Search code examples
rggplot2binning

Manually specifying bins with stat_summary2d


I have a large set of data that consists of coordinates (x,y) and a numeric z value that is similar to density. I'm interested in binning the data, performing summary statistics (median, length, etc.) and plotting the binned values as points with the statistics mapped to ggplot aesthetics.

I've tried using stat_summary2d and extracting the results manually (based on this answer: https://stackoverflow.com/a/22013347/2832911). However, the problem I'm running into is that the bin placements are based on the range of the data, which in my case varies by data set. Thus between two plots the bins are not covering the same area.

My question is how to either manually set bins using stat_summary2d, or at least set them to be consistent regardless of the data.

Here is a basic example which demonstrates the approach and how the bins don't line up:

library(ggplot2)
set.seed(2)
df1 <- data.frame(x=runif(100, -1,1), y=runif(100, -1,1), z=rnorm(100))
df2 <- data.frame(x=runif(100, -1,1), y=runif(100, -1,1), z=rnorm(100))
g1 <- ggplot(df1, aes(x,y))+stat_summary2d(fun=mean, bins=10, aes(z=z))+geom_point()
df1.binned <-
    data.frame(with(ggplot_build(g1)$data[[1]],
                    cbind(x=(xmax+xmin)/2, y=(ymax+ymin)/2, z=value, df=1)))
g2 <- ggplot(df2, aes(x,y))+stat_summary2d(fun=mean, bins=10, aes(z=z))+geom_point()
df2.binned <-
    data.frame(with(ggplot_build(g2)$data[[1]],
                    cbind(x=(xmax+xmin)/2, y=(ymax+ymin)/2, z=value, df=2)))
df.binned <- rbind(df1.binned, df2.binned)
ggplot(df.binned, aes(x,y, size=z, color=factor(df)))+geom_point(alpha=.5)

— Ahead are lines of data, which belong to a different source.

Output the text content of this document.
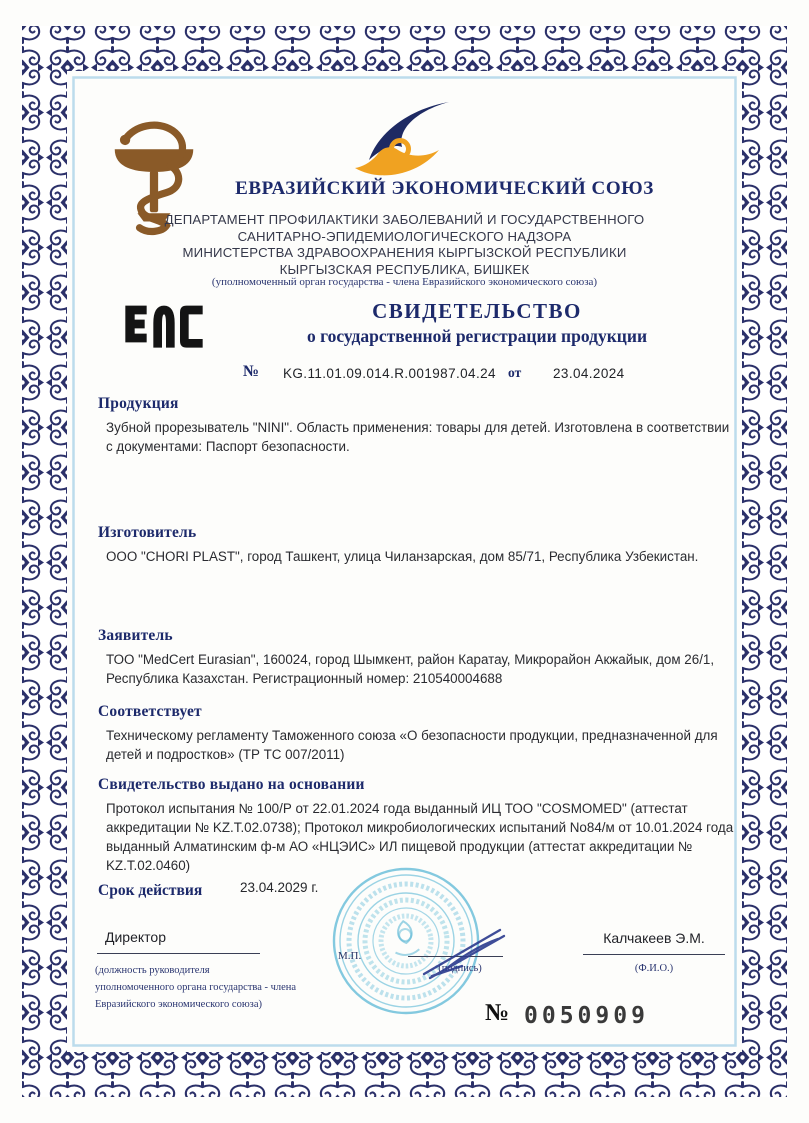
ЕВРАЗИЙСКИЙ ЭКОНОМИЧЕСКИЙ СОЮЗ
ДЕПАРТАМЕНТ ПРОФИЛАКТИКИ ЗАБОЛЕВАНИЙ И ГОСУДАРСТВЕННОГО
САНИТАРНО-ЭПИДЕМИОЛОГИЧЕСКОГО НАДЗОРА
МИНИСТЕРСТВА ЗДРАВООХРАНЕНИЯ КЫРГЫЗСКОЙ РЕСПУБЛИКИ
КЫРГЫЗСКАЯ РЕСПУБЛИКА, БИШКЕК
(уполномоченный орган государства - члена Евразийского экономического союза)
СВИДЕТЕЛЬСТВО
о государственной регистрации продукции
№ KG.11.01.09.014.R.001987.04.24 от 23.04.2024
Продукция
Зубной прорезыватель "NINI". Область применения: товары для детей. Изготовлена в соответствии с документами: Паспорт безопасности.
Изготовитель
ООО "CHORI PLAST", город Ташкент, улица Чиланзарская, дом 85/71, Республика Узбекистан.
Заявитель
ТОО "MedCert Eurasian", 160024, город Шымкент, район Каратау, Микрорайон Акжайык, дом 26/1, Республика Казахстан. Регистрационный номер: 210540004688
Соответствует
Техническому регламенту Таможенного союза «О безопасности продукции, предназначенной для детей и подростков» (ТР ТС 007/2011)
Свидетельство выдано на основании
Протокол испытания № 100/Р от 22.01.2024 года выданный ИЦ ТОО "COSMOMED" (аттестат аккредитации № KZ.Т.02.0738); Протокол микробиологических испытаний No84/м от 10.01.2024 года выданный Алматинским ф-м АО «НЦЭИС» ИЛ пищевой продукции (аттестат аккредитации № KZ.Т.02.0460)
Срок действия	23.04.2029 г.
Директор
(должность руководителя
уполномоченного органа государства - члена
Евразийского экономического союза)
М.П.
(подпись)
Калчакеев Э.М.
(Ф.И.О.)
№ 0050909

Which generates this image

In reality I will use stat_summary2d several times to get, for instance, the number of points in the bin, and the median and then use aes(size=bin.length, colour=bin.median).

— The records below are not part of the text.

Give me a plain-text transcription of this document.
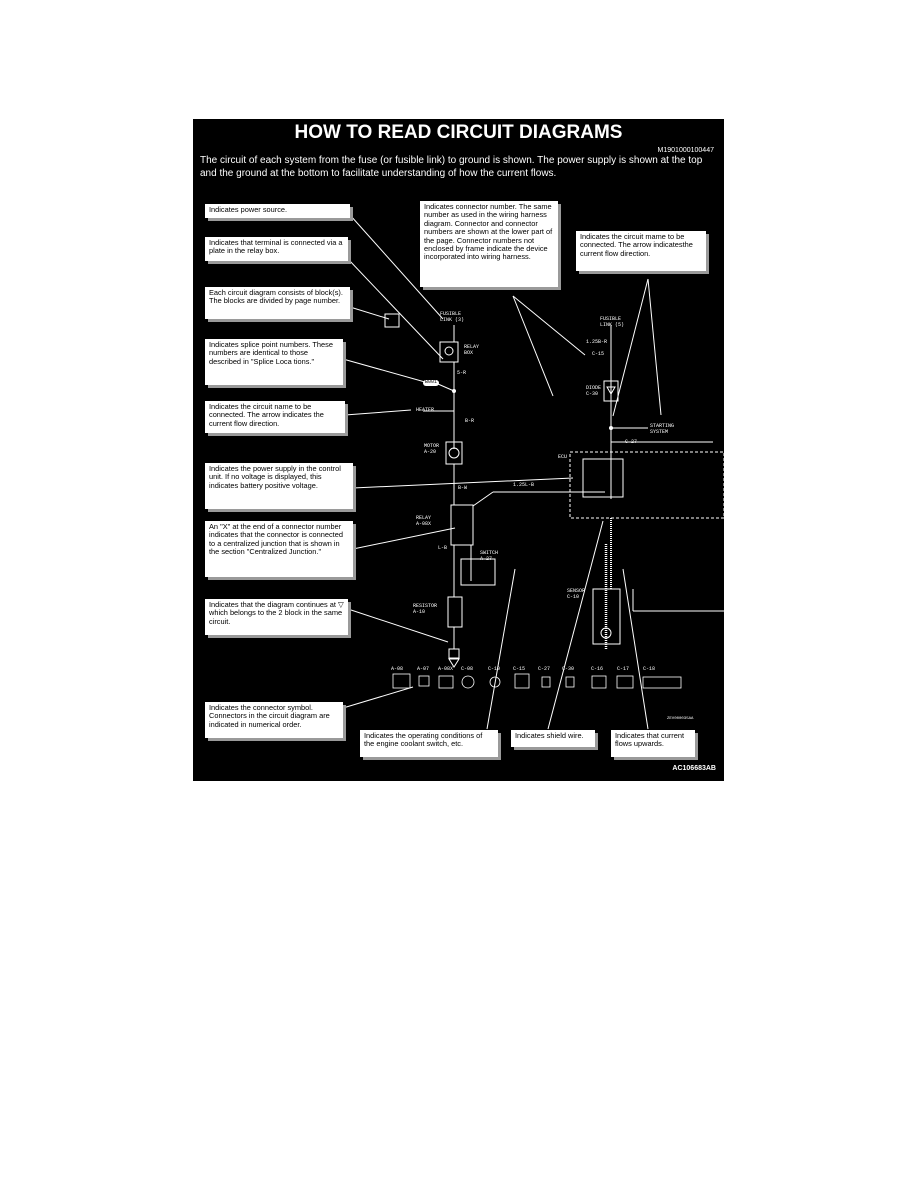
HOW TO READ CIRCUIT DIAGRAMS
M1901000100447
The circuit of each system from the fuse (or fusible link) to ground is shown. The power supply is shown at the top and the ground at the bottom to facilitate understanding of how the current flows.
FUSIBLE
LINK (3)
RELAY
BOX
5-R
B001
HEATER
B-R
MOTOR
A-20
B-W	1.25L-B
RELAY
A-08X
L-B
SWITCH
A-27
RESISTOR
A-10
FUSIBLE
LINK (5)
1.25B-R
C-15
DIODE
C-30
STARTING
SYSTEM
ECU
C-27
SENSOR
C-10
A-08	A-07 A-08X C-08	C-10	C-15	C-27 C-30	C-16	C-17	C-18
Indicates power source.
Indicates that terminal is connected via a plate in the relay box.
Each circuit diagram consists of block(s). The blocks are divided by page number.
Indicates splice point numbers. These numbers are identical to those described in "Splice Loca tions."
Indicates the circuit name to be connected. The arrow indicates the current flow direction.
Indicates the power supply in the control unit. If no voltage is displayed, this indicates battery positive voltage.
An "X" at the end of a connector number indicates that the connector is connected to a centralized junction that is shown in the section "Centralized Junction."
Indicates that the diagram continues at ▽ which belongs to the 2 block in the same circuit.
Indicates the connector symbol. Connectors in the circuit diagram are indicated in numerical order.
Indicates connector number. The same number as used in the wiring harness diagram. Connector and connector numbers are shown at the lower part of the page. Connector numbers not enclosed by frame indicate the device incorporated into wiring harness.
Indicates the circuit mame to be connected. The arrow indicatesthe current flow direction.
Indicates the operating conditions of the engine coolant switch, etc.
Indicates shield wire.	Indicates that current flows upwards.
ZEV000035AA
AC106683AB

Any tips on how to accomplish this using my proposed approach, or an alternative approach would be welcome.


Solution

  • You can manually set breaks with stat_summary2d. If you want 10 levels from -1 to 1 you can do

    bb<-seq(-1,1,length.out=10+1)
    breaks<-list(x=bb, y=bb)
    

    And then use the breaks variable when you call your plots

    g1 <- ggplot(df1, aes(x,y))+
        stat_summary2d(fun=mean, breaks=breaks, aes(z=z))+
        geom_point()
    

    It's a shame you can't change the geom of the stat_summary2d to "point" so you could make this in one go, but it doesn't look as though stat_summary2d calculate the proper x and y values for that.